Remarkably, Cliff Brittle's trouncing of the RFU committee's nominee, the IB representative John Jeavons-Fellows, by 647 votes to 332 was only part of the humiliation. Another special general meeting must be convened within six weeks at which the very principle of abandoning amateurism in according with the IB's changed regulations will be specifically voted on.
This is an extraordinarily perilous path, not least because the England team who begin the Five Nations' Championship in France this Saturday have already been handsomely professionalised and all the leading clubs are now putting the new dispensation into place ready for next season.

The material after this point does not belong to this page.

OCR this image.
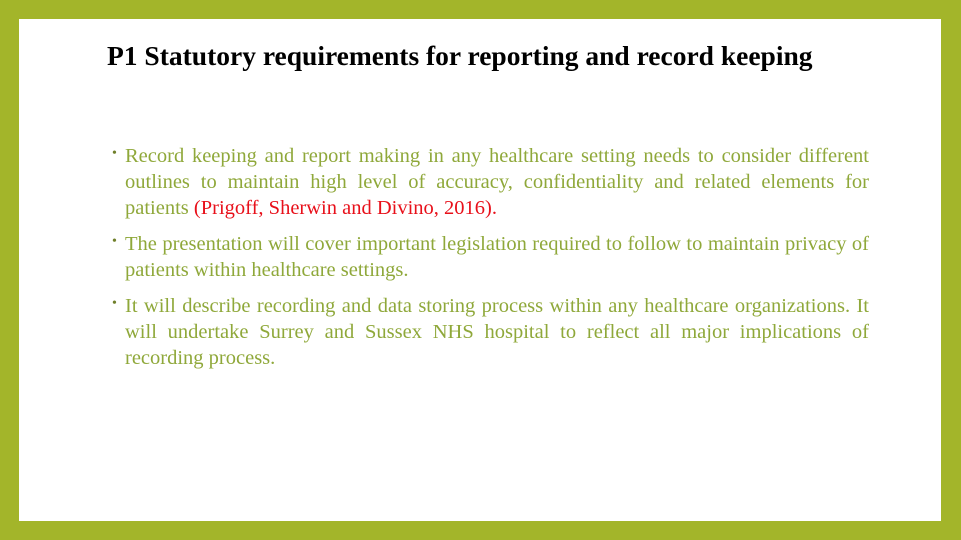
P1 Statutory requirements for reporting and record keeping
• Record keeping and report making in any healthcare setting needs to consider different outlines to maintain high level of accuracy, confidentiality and related elements for patients (Prigoff, Sherwin and Divino, 2016).
• The presentation will cover important legislation required to follow to maintain privacy of patients within healthcare settings.
• It will describe recording and data storing process within any healthcare organizations. It will undertake Surrey and Sussex NHS hospital to reflect all major implications of recording process.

The sense of this meeting, attended by more than 800 delegates also wielding a pile of proxy votes which took 70 minutes to cast, was patently in favour of retaining amateurism even though the same people had already voted acceptance of the changed IB regulations and various consequent amendments in RFU regulations. But most dramatic of all, if the next meeting voted to retain amateurism, the RFU would effectively have no alternative but the farcical one of IB withdrawal.
However, last night even Brittle, 54, a retired businessman who represents Staffordshire, on the RFU but lives in tax exile on the Isle of Man, anticipated that the "seamless" game - applying to all members of the union - enunciated in the recent RFU report was likely to win acceptance. It was the refusal of the meeting to start a debate on this report that precipitated the referral to another meeting.
Yesterday's votes, effectively of no confidence in the executive committee who had unanimously nominated Jeavons-Fellows, leaves Brittle to work with men who self-evidently have no confidence in him, though after the meeting he played the conciliator. "For me there will not any difficulty at all. I ask the executive to search their consciences and I sincerely hope we can unite and take the game forward," he said.
However, at least one prominent member of the executive said he was considering his position and the notion that wounds can be so easily healed had already been blown apart by remarks attributed to Jeavons-Fellows in Saturday night's Birmingham Sports Argus: "It's a treacherous decision to appeal to the Old Rubberduckians, HMS Pinafore and RAF Akrotiri at a time when the RFU should be setting an example of stability and unity."
For his part, Brittle gladly confessed to having strongly supported amateurism - but only until it was abandoned by the IB.
"Over the last few years I have been a strong advocate of retaining amateurism, and that I am not ashamed of," he said.
"But the International Board made a decision in August to go professional. One can question how that decision came about but the fact is they did do it and as far as I'm concerned personally I accept that decision." The rebellious grassroots may not be an amenable.